For who would bear the whips and scorns of time,
Th'oppressor's wrong, the proud man's contumely,
The pangs of dispriz'd love, the law's delay,
The insolence of office, and the spurns
That patient merit of th'unworthy takes,
When he himself might his quietus make
With a bare bodkin? Who would fardels bear,
To grunt and sweat under a weary life,
But that the dread of something after death,
The undiscover'd country, from whose bourn
No traveller returns, puzzles the will,
And makes us rather bear those ills we have
Than fly to others that we know not of?
Thus conscience does make cowards of us all,
And thus the native hue of resolution
Is sicklied o'er with the pale cast of thought,
And enterprises of great pitch and moment
With this regard their currents turn awry
And lose the name of action... (Act III.i)

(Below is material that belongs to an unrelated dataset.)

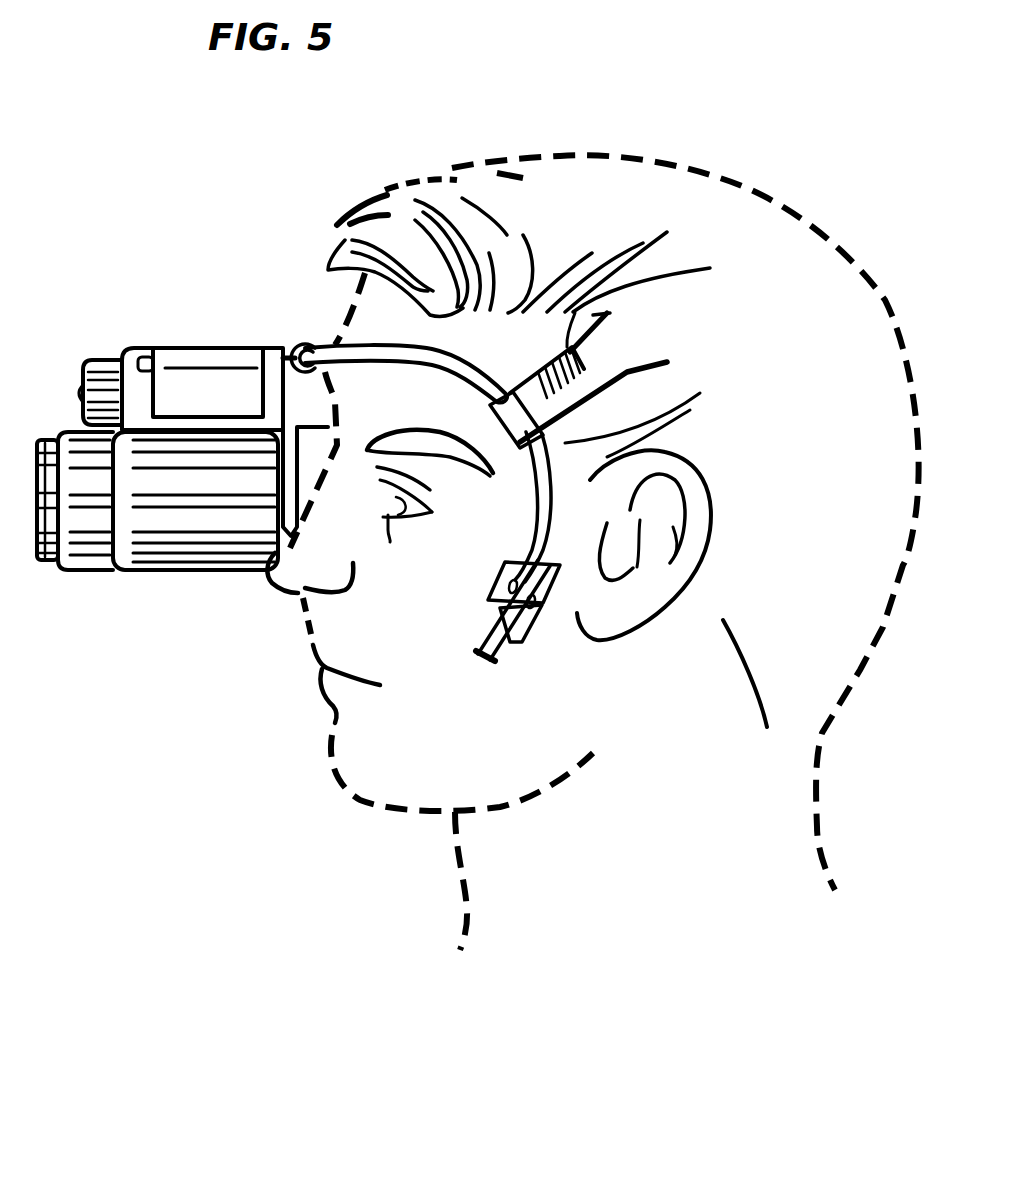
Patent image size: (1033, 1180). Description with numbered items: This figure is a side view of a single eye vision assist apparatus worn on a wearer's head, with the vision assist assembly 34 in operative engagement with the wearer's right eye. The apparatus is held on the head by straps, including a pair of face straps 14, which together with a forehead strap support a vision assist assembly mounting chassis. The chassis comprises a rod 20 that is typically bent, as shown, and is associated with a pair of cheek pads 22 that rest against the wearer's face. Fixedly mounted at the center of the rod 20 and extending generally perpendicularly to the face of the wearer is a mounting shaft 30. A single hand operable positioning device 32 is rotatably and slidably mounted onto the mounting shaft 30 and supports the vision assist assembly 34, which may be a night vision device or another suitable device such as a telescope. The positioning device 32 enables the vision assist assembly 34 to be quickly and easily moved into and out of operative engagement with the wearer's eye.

It is often said that in this speech Hamlet is thinking of committing suicide, that the question is whether to go on living or not. On the contrary, he is reflecting on the kind of life he cannot avoid living because suicide is not a possibility. The "question" of the first line is a "topic for discussion" in an academic disputation at university. The words "to be or not to be" are the familiar abbreviation of a popular debate topic: "even when there is pain, it is better to be alive (though unhappy) than not to be alive." The stress on the impossibility of suicide, or of any easy way out, leads to the conclusion that we have to waste a lot of time and energy thinking (conscience) because there seems to be nothing we can do! The university dispute was always inconclusive, there was never a single right answer to the question/topic proposed.